2. L’articolo 57, paragrafo 7, della direttiva 2014/24 deve essere interpretato nel senso che, qualora un operatore economico abbia tenuto un comportamento che integra il motivo di esclusione di cui all’articolo 57, paragrafo 4, lettera d), di tale direttiva, comportamento che è stato sanzionato da un’autorità competente, il periodo massimo di esclusione è calcolato a decorrere dalla data della decisione di tale autorità.
I due principi di diritto sopra citati sono stati resi in materia di requisiti di onorabilità necessari per l’aggiudicazione di appalti pubblici. Sul punto la Corte ha chiarito che l’art. 80 della Direttiva Europea 2014/25 non esclude che il giudice nazionale, pur in presenza della sussistenza di un requisito di esclusione della gara per la presenza di cause ostative, possa procedere ad una sua valutazione discrezionale volta a ritenere la non ostatività in concreto della causa di esclusione sia con riguardo al comportamento tenuto nella causazione dell’illecito da parte del soggetto che con riguardo alla data in cui lo stesso è stato commesso.
Corte di giustizia, 25 ottobre 2018, C-331/17, Martina Sciotto c. Fondazione Teatro dell’Opera di Roma
La clausola 5 dell’accordo quadro sul lavoro a tempo determinato, concluso il 18 marzo 1999, che figura in allegato alla direttiva 1999/70/CE del Consiglio, del 28 giugno 1999, relativa all’accordo quadro CES, UNICE e CEEP sul lavoro a tempo determinato, deve essere interpretata nel senso che essa osta ad una normativa nazionale, come quella di cui trattasi nel procedimento principale, in forza della quale le norme di diritto comune disciplinanti i rapporti di lavoro, e intese a sanzionare il ricorso abusivo a una successione di contratti a tempo determinato tramite la conversione automatica del contratto a tempo determinato in un contratto a tempo indeterminato se il rapporto di lavoro perdura oltre una data precisa, non sono applicabili al settore di attività delle fondazioni lirico-sinfoniche, qualora non esista nessun’altra misura effettiva nell’ordinamento giuridico interno che sanzioni gli abusi constatati in tale settore.

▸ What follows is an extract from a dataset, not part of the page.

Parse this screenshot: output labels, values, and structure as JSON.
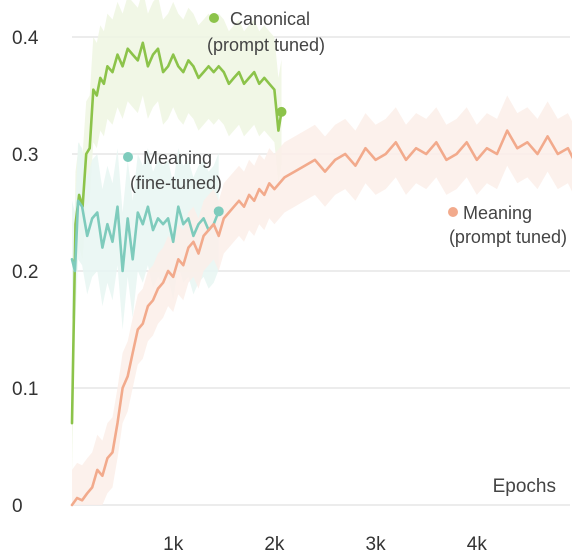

La Corte, in sede di rinvio pregiudiziale da parte del giudice nazionale italiano, ha interpretato l’art. 5 dell’accordo quadro sul lavoro a tempo determinato allegato alla direttiva 1999/70/CE come ostativo per escludere nel novero dei contratti a tempo determinato conclusi nel settore delle fondazioni lirico-sinfoniche la conversione del contratto a termine in contratto a tempo indeterminato tutte le volte in cui sia stato fatto ricorso abusivo a una successione di contratti.